Gospel Reflection Sunday 17th February Beatitudes 6th Sunday in Ordinary Time
The Beatitudes; Jesus’ Manifesto!
All politicians have their own catchphrases, slogans and manifestos. These tell us who they and what they stand for. Perhaps, just perhaps, Jesus is somewhat similar. When he stood up in synagogue, he proclaimed for all to hear, “I have come to bring the Good News to Poor”. Jesus could not be any more direct or clearer. This is why he came.
Jesus teases this out a little more in today’s gospel as announces and proclaims The Beatitudes. Although Luke uses the word ‘Happy,’ a better translation would be to say ‘Blessed.’ At the time of Jesus it was the wealthy, the powerful and the religious leaders, the Scribes and the Pharisees who saw themselves as being blessed by God. They thought of themselves a being better and holier than everyone else. They looked down on those who were poor, sick, widowed or orphaned. In they eyes of the rich and powerful, how could God love them or be interested in them. How could they be blessed or happy in anyway?
But as always, Jesus turns everything on it’s head, both for those in the gospel and for us today. The values of Jesus and God’s Kingdom are not the values of the world or our modern society. The Prophet Isaiah reminds us of this and challenges us when God says; ‘My thoughts are not your thoughts, my ways are not your way – it is the Lord who speaks.’
The message of the world, modern society and the world of advertisements tell us that our worth and dignity come from spending, buying and owning more and more things. This might be a new car, the latest phone or the most fashionable clothes! There is absolutely nothing wrong in working and earning a just and decent wage to care for ourselves and our families. But are we more interested in a life style or a quality of life for ourselves and our families?
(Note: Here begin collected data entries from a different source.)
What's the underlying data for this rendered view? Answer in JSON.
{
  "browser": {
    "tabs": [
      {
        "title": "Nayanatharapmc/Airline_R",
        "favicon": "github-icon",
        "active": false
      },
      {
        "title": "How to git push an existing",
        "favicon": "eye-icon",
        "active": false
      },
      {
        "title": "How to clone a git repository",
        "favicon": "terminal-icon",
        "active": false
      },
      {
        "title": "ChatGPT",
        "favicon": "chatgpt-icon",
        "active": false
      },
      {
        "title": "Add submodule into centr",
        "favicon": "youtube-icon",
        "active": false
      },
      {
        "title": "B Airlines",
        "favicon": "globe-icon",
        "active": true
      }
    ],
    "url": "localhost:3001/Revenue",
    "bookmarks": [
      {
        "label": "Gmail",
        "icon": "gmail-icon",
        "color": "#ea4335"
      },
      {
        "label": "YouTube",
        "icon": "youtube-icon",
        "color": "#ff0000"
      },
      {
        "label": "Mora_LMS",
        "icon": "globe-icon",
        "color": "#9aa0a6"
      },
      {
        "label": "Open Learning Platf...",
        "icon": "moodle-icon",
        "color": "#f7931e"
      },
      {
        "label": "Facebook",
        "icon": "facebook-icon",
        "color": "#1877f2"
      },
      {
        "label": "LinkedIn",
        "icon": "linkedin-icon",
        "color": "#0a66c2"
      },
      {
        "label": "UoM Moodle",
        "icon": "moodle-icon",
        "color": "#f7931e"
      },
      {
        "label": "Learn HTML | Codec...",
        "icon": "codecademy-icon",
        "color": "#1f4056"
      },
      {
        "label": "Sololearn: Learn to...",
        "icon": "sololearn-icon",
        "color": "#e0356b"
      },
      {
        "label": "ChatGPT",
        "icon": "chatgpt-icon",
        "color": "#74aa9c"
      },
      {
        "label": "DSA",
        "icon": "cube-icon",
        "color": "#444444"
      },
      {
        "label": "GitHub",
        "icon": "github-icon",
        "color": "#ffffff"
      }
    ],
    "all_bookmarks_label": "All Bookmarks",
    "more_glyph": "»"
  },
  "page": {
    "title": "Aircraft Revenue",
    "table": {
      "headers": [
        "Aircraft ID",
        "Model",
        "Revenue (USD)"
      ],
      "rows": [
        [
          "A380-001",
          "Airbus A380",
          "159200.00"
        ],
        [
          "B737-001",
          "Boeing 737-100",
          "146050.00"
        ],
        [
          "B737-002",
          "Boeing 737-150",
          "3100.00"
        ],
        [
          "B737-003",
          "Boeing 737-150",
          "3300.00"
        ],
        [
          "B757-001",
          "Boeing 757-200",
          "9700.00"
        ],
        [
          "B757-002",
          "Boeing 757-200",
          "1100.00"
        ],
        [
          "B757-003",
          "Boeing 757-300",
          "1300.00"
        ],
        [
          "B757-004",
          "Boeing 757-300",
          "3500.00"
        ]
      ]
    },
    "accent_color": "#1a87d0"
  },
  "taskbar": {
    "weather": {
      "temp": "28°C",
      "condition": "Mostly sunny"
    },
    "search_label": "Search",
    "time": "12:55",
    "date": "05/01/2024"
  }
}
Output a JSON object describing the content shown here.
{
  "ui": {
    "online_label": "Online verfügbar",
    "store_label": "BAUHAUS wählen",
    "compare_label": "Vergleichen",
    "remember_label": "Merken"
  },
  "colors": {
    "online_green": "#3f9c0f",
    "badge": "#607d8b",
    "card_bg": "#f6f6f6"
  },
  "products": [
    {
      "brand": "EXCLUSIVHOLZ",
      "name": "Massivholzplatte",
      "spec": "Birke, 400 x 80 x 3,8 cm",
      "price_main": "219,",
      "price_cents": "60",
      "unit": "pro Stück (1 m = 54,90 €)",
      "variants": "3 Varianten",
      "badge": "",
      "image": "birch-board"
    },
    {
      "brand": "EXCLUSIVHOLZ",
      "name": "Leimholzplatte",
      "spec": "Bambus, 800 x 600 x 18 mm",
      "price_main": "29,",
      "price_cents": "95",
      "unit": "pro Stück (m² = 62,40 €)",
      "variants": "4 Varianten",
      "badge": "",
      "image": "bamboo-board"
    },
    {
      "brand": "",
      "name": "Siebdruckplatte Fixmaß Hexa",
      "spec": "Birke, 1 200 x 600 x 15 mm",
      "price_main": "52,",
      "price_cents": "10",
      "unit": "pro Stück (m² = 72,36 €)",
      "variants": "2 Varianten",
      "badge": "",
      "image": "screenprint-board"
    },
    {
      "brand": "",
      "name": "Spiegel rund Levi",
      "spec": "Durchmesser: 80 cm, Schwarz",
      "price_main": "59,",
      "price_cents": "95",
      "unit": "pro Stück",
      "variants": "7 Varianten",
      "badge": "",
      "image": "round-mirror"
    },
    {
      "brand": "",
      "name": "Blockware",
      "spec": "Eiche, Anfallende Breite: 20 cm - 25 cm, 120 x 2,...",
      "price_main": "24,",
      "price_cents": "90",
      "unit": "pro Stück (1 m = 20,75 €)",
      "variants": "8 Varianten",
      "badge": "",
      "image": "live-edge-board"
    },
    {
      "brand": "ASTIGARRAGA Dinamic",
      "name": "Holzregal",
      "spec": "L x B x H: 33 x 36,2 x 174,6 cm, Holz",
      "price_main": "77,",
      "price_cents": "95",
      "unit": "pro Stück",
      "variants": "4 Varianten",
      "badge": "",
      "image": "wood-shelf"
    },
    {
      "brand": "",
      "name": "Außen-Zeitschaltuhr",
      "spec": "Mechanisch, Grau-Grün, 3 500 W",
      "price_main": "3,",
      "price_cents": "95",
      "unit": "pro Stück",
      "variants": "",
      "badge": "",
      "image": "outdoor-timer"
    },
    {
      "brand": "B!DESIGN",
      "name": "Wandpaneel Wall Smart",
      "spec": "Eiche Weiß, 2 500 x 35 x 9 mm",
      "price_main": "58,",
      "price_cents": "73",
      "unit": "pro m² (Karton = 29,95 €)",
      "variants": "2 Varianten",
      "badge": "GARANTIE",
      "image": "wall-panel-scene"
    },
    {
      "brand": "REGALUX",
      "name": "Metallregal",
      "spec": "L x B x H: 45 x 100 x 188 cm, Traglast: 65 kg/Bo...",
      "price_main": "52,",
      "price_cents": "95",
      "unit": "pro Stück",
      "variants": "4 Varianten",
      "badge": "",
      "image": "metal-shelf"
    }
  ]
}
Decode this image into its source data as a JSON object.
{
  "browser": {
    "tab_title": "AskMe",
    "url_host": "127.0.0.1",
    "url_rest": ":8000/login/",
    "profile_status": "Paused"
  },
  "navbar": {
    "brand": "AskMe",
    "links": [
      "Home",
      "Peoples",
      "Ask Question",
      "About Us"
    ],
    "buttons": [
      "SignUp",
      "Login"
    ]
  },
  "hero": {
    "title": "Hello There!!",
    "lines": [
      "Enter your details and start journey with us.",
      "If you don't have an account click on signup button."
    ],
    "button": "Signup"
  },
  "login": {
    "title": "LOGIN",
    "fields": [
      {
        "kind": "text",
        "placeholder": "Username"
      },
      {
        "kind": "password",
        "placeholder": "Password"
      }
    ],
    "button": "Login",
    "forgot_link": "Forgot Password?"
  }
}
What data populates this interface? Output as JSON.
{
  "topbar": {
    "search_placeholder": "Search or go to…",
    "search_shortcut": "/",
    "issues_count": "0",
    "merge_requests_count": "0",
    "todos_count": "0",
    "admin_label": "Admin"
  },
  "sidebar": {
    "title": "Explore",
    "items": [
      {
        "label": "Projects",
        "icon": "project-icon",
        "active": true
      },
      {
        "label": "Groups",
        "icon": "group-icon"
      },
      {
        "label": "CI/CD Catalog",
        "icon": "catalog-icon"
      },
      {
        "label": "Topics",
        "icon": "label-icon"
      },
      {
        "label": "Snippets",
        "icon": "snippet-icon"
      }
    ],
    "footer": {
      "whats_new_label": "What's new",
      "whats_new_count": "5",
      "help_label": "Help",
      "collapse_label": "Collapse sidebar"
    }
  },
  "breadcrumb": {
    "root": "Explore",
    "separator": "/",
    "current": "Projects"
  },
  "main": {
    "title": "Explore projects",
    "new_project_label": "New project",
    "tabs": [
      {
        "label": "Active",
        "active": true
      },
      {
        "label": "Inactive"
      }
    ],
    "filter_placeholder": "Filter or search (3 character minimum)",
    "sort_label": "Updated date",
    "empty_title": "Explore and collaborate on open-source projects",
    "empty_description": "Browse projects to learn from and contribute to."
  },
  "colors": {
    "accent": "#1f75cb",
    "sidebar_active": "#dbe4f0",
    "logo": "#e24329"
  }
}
Today’s gospel offers us some of Jesus’ teaching that more than likely made him enemies. His preaching favoured those who were the poor, the sick and the marginalised. He overturned not only the social norms of his own time, but of our time too. Jesus, rather than simply tell the poor to be happy with their lot in life and accept it, also offers a challenge and warning to those who see themselves as powerful, mighty and wealthy. In the end it will be these powerful and threatened people who will put Jesus to death because he challenged and disturbed them. It will be the poor, the outsider and the persecuted who will follow him.
Where do we find ourselves today? In the four beatitudes of being blessed or the four woes being asked to consider how we are living our lives according to Jesus and the values of God’s Kingdom?
Gospel, Luke 6:17, 20-26
He then came down with them and stopped at a piece of level ground where there was a large gathering of his disciples, with a great crowd of people from all parts of Judaea and Jerusalem and the coastal region of Tyre and Sidon.
Then fixing his eyes on his disciples he said:
How blessed are you who are poor: the kingdom of God is yours.
Blessed are you who are hungry now: you shall have your fill. Blessed are you who are weeping now: you shall laugh.
Blessed are you when people hate you, drive you out, abuse you, denounce your name as criminal, on account of the Son of man.
Rejoice when that day comes and dance for joy, look!-your reward will be great in heaven. This was the way their ancestors treated the prophets.
But alas for you who are rich: you are having your consolation now.
Alas for you who have plenty to eat now: you shall go hungry. Alas for you who are laughing now: you shall mourn and weep.
Alas for you when everyone speaks well of you! This was the way their ancestors treated the false prophets.